The API has a different vision: their raison d’etre is to bring travellers and local people into contact with one another. For them, the RSCN’s trails, which bypass centres of population to traverse wild countryside, miss the point.
Yet the Jordanian tourism ministry, for its part, is suspicious of the API, since the Al-Ayoun Trail is intended to form one link in the longer Abraham Path (map here), which will connect across the border into Palestine and Israel. The underlying idea – to encourage Jordanians to follow the pilgrimage route into Israel and to encourage Israelis to walk the path in Jordan – is anathema to mainstream Jordanian opinion. The government, I’m sure, feels like it can’t be seen to condone such overt ‘normalisation’, let alone support it. Yet promoting rural development through sustainable tourism is a key theme in the government’s – and the king’s – plans for the next few years, especially in the beautiful, downtrodden region around Rasoun. So with the API cold-shouldered, and the RSCN playing the lone wolf, the government has chosen to go it alone, drawing in (to my knowledge) at least one ex-API specialist to help map new walking routes that follow none of the existing paths.
But how unseemly it all is! Rasoun is such a little place, in an unregarded corner of a much-overlooked country – does it merit a squabble? Aside from anything else, I wonder how sustainable three separately plotted, separately waymarked, separately guided (and, no doubt, separately charged) walking routes can be, in this tiny backwater.
The worst is that everybody is fighting about promoting walking and the enjoyment of nature! It’s such a simple idea: meet, talk, walk, for the benefit of all. Make contact through the physicality of walking on the land, and it becomes possible not just to share experience, but to compare experience. But if nobody can agree in Rasoun, what hope is there for the bigger picture?
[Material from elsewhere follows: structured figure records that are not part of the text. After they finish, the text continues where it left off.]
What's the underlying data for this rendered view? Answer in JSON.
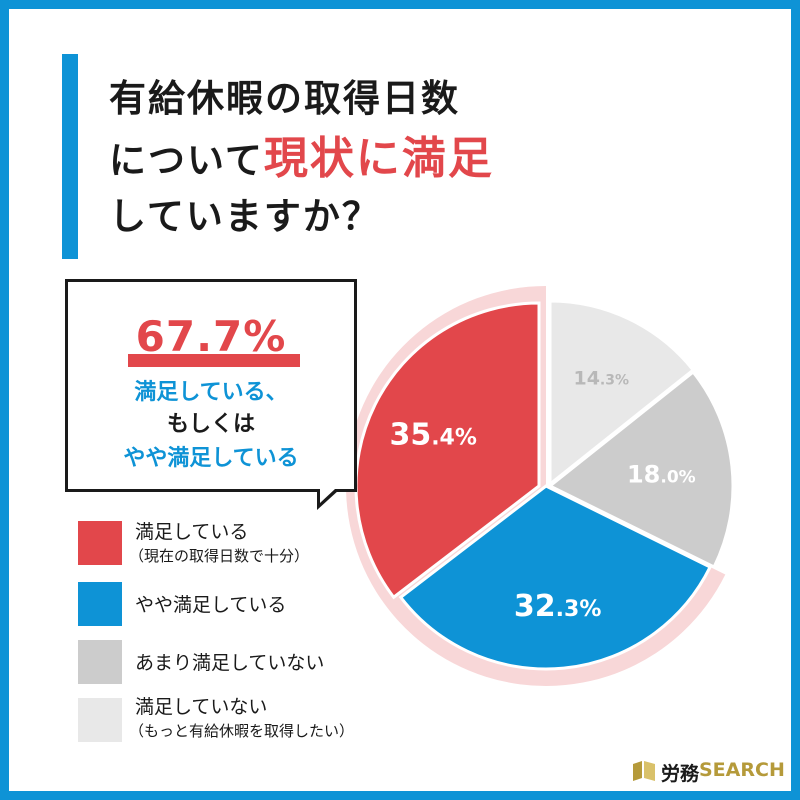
{
  "title": {
    "line1": "有給休暇の取得日数",
    "line2_prefix": "について",
    "line2_highlight": "現状に満足",
    "line3": "していますか？"
  },
  "callout": {
    "percent": "67.7%",
    "line1": "満足している、",
    "line2": "もしくは",
    "line3": "やや満足している"
  },
  "legend": [
    {
      "label": "満足している",
      "sub": "（現在の取得日数で十分）",
      "color": "#e2474b"
    },
    {
      "label": "やや満足している",
      "sub": "",
      "color": "#0e93d6"
    },
    {
      "label": "あまり満足していない",
      "sub": "",
      "color": "#cccccc"
    },
    {
      "label": "満足していない",
      "sub": "（もっと有給休暇を取得したい）",
      "color": "#e8e8e8"
    }
  ],
  "logo": {
    "part1": "労務",
    "part2": "SEARCH"
  },
  "colors": {
    "accent_blue": "#0e93d6",
    "accent_red": "#e2474b",
    "highlight_ring": "#f8d7d8"
  },
  "chart_data": {
    "type": "pie",
    "categories": [
      "満足している",
      "やや満足している",
      "あまり満足していない",
      "満足していない"
    ],
    "values": [
      35.4,
      32.3,
      18.0,
      14.3
    ],
    "labels": [
      "35.4%",
      "32.3%",
      "18.0%",
      "14.3%"
    ],
    "colors": [
      "#e2474b",
      "#0e93d6",
      "#cccccc",
      "#e8e8e8"
    ],
    "label_colors": [
      "#ffffff",
      "#ffffff",
      "#ffffff",
      "#b8b8b8"
    ],
    "highlighted": [
      "満足している",
      "やや満足している"
    ]
  }
}
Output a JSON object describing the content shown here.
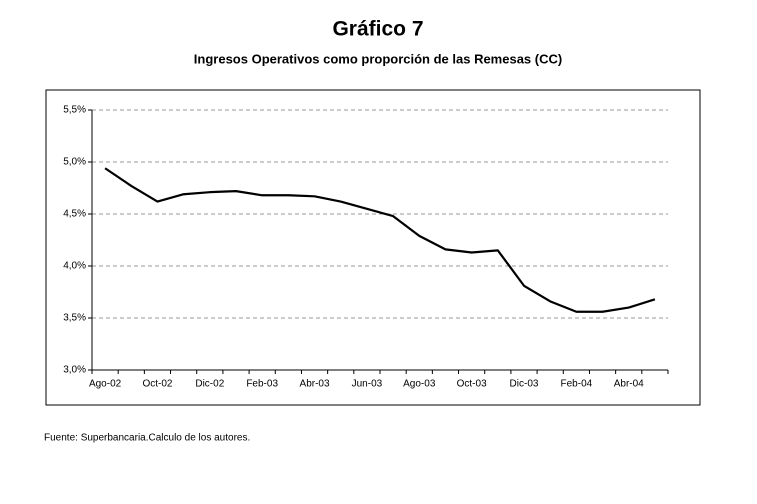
{
  "chart_data": {
    "type": "line",
    "title": "Gráfico 7",
    "subtitle": "Ingresos Operativos como proporción de las Remesas (CC)",
    "source": "Fuente: Superbancaria.Calculo de los autores.",
    "categories": [
      "Ago-02",
      null,
      "Oct-02",
      null,
      "Dic-02",
      null,
      "Feb-03",
      null,
      "Abr-03",
      null,
      "Jun-03",
      null,
      "Ago-03",
      null,
      "Oct-03",
      null,
      "Dic-03",
      null,
      "Feb-04",
      null,
      "Abr-04",
      null
    ],
    "values": [
      4.94,
      4.77,
      4.62,
      4.69,
      4.71,
      4.72,
      4.68,
      4.68,
      4.67,
      4.62,
      4.55,
      4.48,
      4.29,
      4.16,
      4.13,
      4.15,
      3.81,
      3.66,
      3.56,
      3.56,
      3.6,
      3.68
    ],
    "color": "#000000",
    "ylim": [
      3,
      5.5
    ],
    "yticks": [
      {
        "value": 3,
        "label": "3,0%"
      },
      {
        "value": 3.5,
        "label": "3,5%"
      },
      {
        "value": 4,
        "label": "4,0%"
      },
      {
        "value": 4.5,
        "label": "4,5%"
      },
      {
        "value": 5,
        "label": "5,0%"
      },
      {
        "value": 5.5,
        "label": "5,5%"
      }
    ],
    "grid": true
  }
}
Those who plough on regardless hoping or imagining that competing interests will just fade away are condemned to a life in denial. That applies in politics just as much as in business – or in building communities. Ideas are nothing without people. It seems that the Jerusalem Peacemakers – unlike almost everyone else – have realised that to bring about a desired goal (peace) you have to work with all the resources available to you (settlers, non-settlers, Palestinians inside and outside Israel, Jews, Muslims…). The Jordanian tourism authorities, if they wish to bring about the goal of sustainable rural development through tourism, should also be working with all the resources they have – which include, in this case, both the RSCN and the API. Even if the prospect of Israelis walking in the Rasoun hills upsets them, they should hold their noses and work to make it happen. Benefit may accrue – and ignoring the problem will not make it go away.